Menurut Hanung, yang dikenal sebagai sutradara di balik kesuksesan Adit Sopo Jarwo The Movie, proses produksi film animasi untuk bioskop memiliki tingkat kompleksitas yang sangat tinggi.
“Animasi untuk sekelas layar lebar, 6 M nggak cukup, men,” tegasnya, dikutip Kamis 14 Agustus 2025.
Ia menjelaskan bahwa anggaran tersebut tidak mampu menutupi kebutuhan produksi yang meliputi berbagai tahapan rumit, mulai dari pengembangan cerita, desain karakter, hingga proses rendering yang membutuhkan teknologi canggih dan waktu yang panjang.
Lebih lanjut, Hanung memaparkan bahwa pembuatan film animasi berkualitas bioskop bisa memakan waktu hingga tiga sampai lima tahun untuk keseluruhan proses produksi.
“Membuat sebuah film animasi yang standar itu 3 sampai 4, bahkan 5 tahun,” ungkapnya.
Proses ini mencakup penulisan naskah yang matang, pembuatan aset visual seperti karakter dan latar, serta rendering yang menuntut perangkat dengan spesifikasi tinggi.
Menurutnya, tahapan-tahapan ini sering kali tidak dipahami oleh masyarakat awam yang menganggap produksi animasi serupa dengan konten digital biasa.
Hanung juga menyoroti perbedaan mendasar antara animasi untuk platform digital seperti YouTube dan animasi untuk layar lebar.
“Ini kan ada dua platform, satu platform sinema layar besar dengan pikselnya, jumlah piksel itu 2K, bukan 1080,” jelasnya.

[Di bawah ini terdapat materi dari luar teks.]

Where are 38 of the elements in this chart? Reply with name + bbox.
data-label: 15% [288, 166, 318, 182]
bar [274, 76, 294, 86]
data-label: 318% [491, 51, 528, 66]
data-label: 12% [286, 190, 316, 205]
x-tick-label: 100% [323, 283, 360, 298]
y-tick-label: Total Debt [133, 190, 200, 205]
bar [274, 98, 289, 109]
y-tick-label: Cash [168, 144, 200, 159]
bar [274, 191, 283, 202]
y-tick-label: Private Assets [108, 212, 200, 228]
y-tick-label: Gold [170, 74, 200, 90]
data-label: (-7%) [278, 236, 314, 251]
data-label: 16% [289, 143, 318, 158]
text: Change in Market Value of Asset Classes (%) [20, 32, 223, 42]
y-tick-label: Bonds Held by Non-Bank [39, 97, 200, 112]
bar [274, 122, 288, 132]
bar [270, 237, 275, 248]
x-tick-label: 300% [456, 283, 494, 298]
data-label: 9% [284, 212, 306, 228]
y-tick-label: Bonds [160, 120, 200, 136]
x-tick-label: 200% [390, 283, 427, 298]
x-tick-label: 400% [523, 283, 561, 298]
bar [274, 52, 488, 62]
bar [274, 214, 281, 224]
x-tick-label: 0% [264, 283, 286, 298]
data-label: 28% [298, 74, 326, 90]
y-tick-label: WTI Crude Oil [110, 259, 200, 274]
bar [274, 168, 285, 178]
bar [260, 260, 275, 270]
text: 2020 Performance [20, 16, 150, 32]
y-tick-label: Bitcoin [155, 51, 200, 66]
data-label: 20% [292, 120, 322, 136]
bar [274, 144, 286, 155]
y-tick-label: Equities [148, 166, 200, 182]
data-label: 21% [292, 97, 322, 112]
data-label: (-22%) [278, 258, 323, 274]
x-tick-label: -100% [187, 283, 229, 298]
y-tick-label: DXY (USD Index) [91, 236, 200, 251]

Resolusi tinggi yang dibutuhkan untuk bioskop menuntut ketelitian dan investasi yang jauh lebih besar dibandingkan animasi untuk platform daring. Hal ini menjadi salah satu faktor yang membuat biaya produksi melonjak.
Melalui penjelasannya, Hanung seolah ingin mengedukasi publik bahwa kualitas film animasi sangat bergantung pada besarnya investasi, baik dari segi waktu maupun dana. Pernyataannya ini sekaligus menjadi pengingat bahwa industri animasi Indonesia masih memiliki tantangan besar untuk bersaing dengan standar global, terutama dalam hal pendanaan dan pemahaman akan proses produksi.
Dengan pengalamannya di industri film, Hanung berharap pandangannya dapat membuka wawasan masyarakat tentang realitas di balik layar produksi animasi tanah air.